"If you want to turn your granddaughter from the stage, let her start vocal training. You'll see that before twelve months she'll have enough of it. It would keep her content for the present, and in the meantime she might marry," I contended.
"If I could be sure she wouldn't come in contact with them actin' and writin' fools; if she was to marry one of them it would be all up with her. Do you know anythink about teachers?"
"Yes; I would be only too pleased to see to that part of it. Your granddaughter is a great pleasure to me. She gives me some interest in life which, having no relations and being unfit for permanent occupation, I would otherwise lack."
"Well, I'm sure Dawn would interest anybody, and I think you're a good companion for her. She seems to have took up with you, and you've evidently been a person that's seen somethink, an' can tell her this, that, an' the other, but as for that she don't want no tellin' to be better than most. Some people!—" Grandma always worked herself up to a pitch of congested choler when these unworthy individuals were mentioned.
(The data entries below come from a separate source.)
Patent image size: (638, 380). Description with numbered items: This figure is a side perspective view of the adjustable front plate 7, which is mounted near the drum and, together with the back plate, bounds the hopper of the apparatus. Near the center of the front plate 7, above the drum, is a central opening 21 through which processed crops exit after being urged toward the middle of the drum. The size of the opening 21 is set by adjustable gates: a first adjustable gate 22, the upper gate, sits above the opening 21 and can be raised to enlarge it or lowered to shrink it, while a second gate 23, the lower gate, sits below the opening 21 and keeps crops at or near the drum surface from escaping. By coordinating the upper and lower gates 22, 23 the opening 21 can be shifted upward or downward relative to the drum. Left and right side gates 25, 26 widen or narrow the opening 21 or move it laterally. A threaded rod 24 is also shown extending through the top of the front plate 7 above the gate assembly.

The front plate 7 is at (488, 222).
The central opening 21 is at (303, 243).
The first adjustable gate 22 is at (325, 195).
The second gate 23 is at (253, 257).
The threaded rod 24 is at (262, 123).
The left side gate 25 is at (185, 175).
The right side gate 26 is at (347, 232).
"I'll think about the singin' lessons if they ain't beyond reason. She's been terrible good lately, and deserves somethink. Here's Larry Witcom arrove, an' there's Carry gone out to him. I want to see him meself; he's been a little too strong with his prices lately, but he's the obliginest feller in many ways. I don't hear anythink about it not bein' Carry's week in the kitchen w'en Larry comes. She's always ready to give Dawn a hand then. But we was all young once; I can remember w'en I worked a point, whether it was me turn or not, to get near Jim Clay."
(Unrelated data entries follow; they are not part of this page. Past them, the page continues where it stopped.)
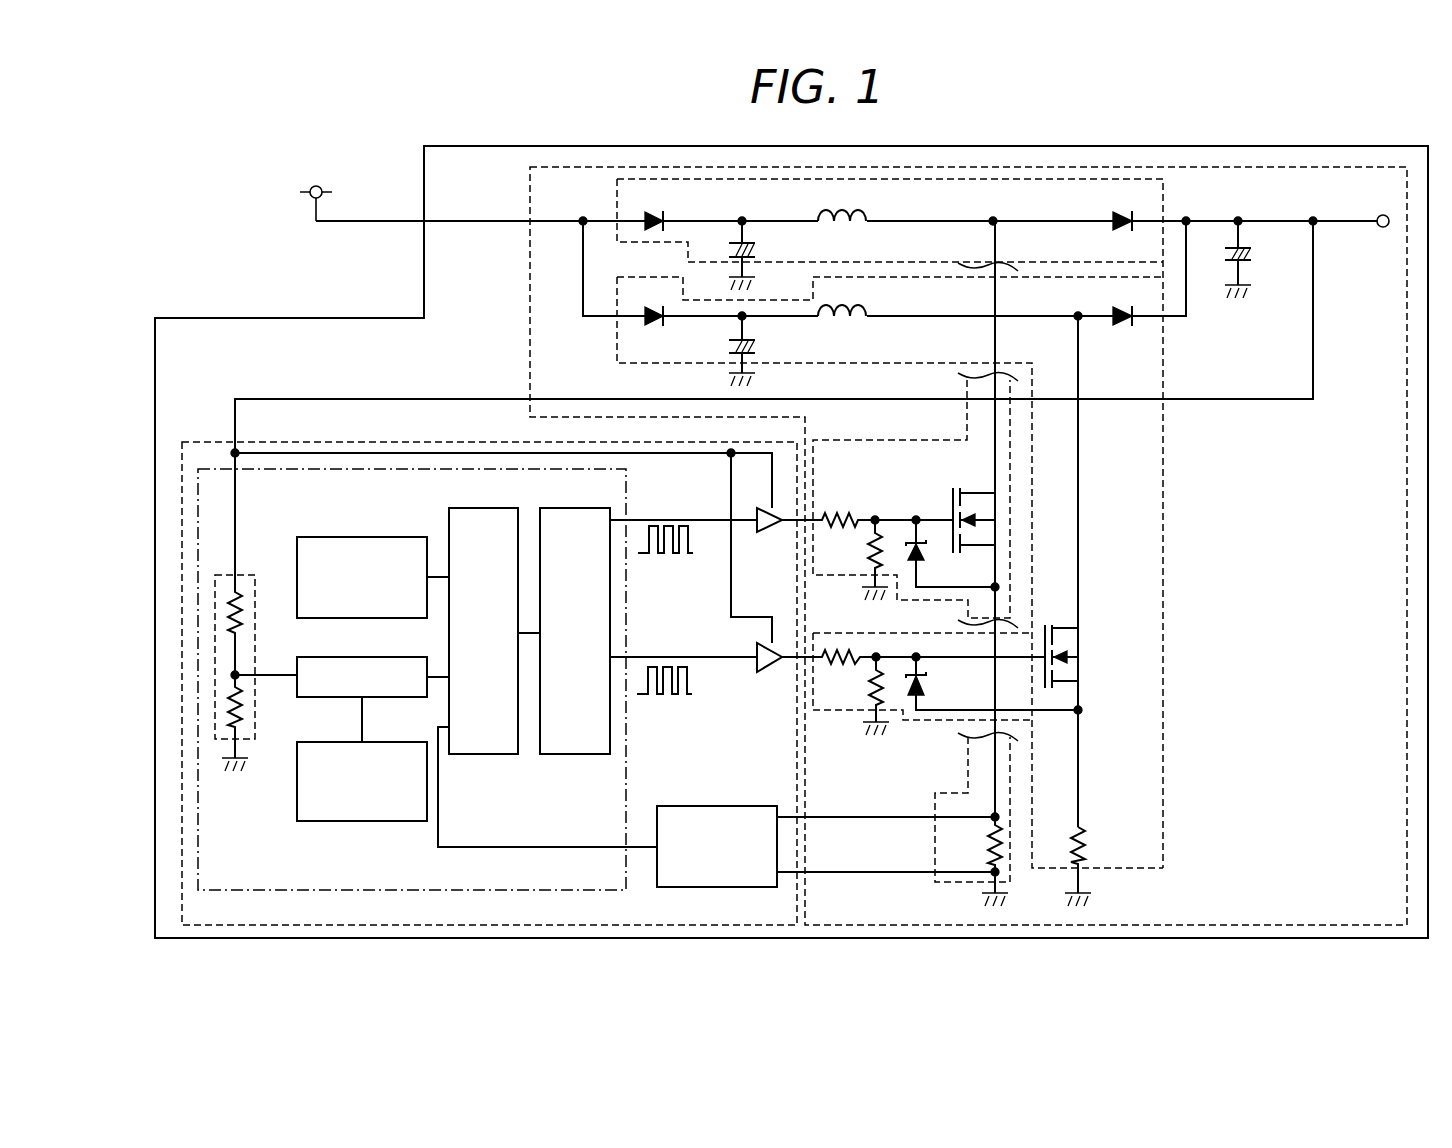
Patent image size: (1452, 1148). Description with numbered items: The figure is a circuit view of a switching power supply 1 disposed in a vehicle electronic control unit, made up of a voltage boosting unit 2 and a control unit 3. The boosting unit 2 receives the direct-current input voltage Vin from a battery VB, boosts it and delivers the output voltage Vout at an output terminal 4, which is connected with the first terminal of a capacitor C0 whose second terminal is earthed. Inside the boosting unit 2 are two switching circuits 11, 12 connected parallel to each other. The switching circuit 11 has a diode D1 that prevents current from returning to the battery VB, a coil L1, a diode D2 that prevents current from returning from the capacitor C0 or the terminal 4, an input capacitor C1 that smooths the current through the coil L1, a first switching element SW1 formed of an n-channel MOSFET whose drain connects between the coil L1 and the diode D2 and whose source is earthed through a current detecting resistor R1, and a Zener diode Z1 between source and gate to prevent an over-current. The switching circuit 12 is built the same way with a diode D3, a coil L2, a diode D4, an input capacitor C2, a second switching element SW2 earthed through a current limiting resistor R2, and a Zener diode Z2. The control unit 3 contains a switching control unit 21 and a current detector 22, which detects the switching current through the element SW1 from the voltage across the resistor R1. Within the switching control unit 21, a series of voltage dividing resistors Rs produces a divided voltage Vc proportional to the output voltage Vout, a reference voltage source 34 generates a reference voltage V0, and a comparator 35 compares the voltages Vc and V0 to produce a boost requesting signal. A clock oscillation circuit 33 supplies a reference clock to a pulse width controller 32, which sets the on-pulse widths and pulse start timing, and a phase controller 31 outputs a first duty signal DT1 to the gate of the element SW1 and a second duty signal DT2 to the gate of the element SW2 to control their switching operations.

The switching power supply 1 is at (1200, 143).
The voltage boosting unit 2 is at (528, 311).
The control unit 3 is at (210, 440).
The output terminal 4 is at (1378, 214).
The switching circuit 11 is at (879, 438).
The switching circuit 12 is at (1168, 636).
The switching control unit 21 is at (630, 775).
The current detector 22 is at (750, 806).
The phase controller 31 is at (580, 755).
The pulse width controller 32 is at (485, 755).
The clock oscillation circuit 33 is at (381, 537).
The reference voltage source 34 is at (322, 822).
The comparator 35 is at (348, 657).
The diode D1 is at (668, 212).
The diode D2 is at (1118, 208).
The diode D3 is at (665, 326).
The diode D4 is at (1118, 307).
The capacitor C0 is at (1252, 252).
The input capacitor C1 is at (758, 252).
The input capacitor C2 is at (758, 349).
The coil L1 is at (866, 213).
The coil L2 is at (866, 311).
The first switching element SW1 is at (951, 498).
The second switching element SW2 is at (1046, 625).
The Zener diode Z1 is at (927, 557).
The Zener diode Z2 is at (927, 682).
The current detecting resistor R1 is at (990, 845).
The current limiting resistor R2 is at (1090, 838).
The voltage dividing resistors Rs is at (249, 575).
The battery VB is at (312, 187).
The input voltage Vin is at (480, 209).
The output voltage Vout is at (800, 337).
The divided voltage Vc is at (266, 665).
The reference voltage V0 is at (346, 719).
The first duty signal DT1 is at (683, 552).
The second duty signal DT2 is at (683, 692).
"Dawn, I think the battle for the singing lessons is half won," I said to that individual when I met her privately a few minutes later.
"Really, it can't be true!" said the girl with an intonation of delight, as she drew a tea-towel she had been washing through her shapely hands and wrung it dry.
Uncle Jake then entered, and cut short further private discussion.
"There, Dawn!" he said, tossing a pair of trousers on the kitchen-table, "the seat of them is out, an' I want to put 'em on to do a little blacksmithin'—they're dirty."
"That's easy to be seen and known too, as some people's things are always dirty," said she. "When do you want them?"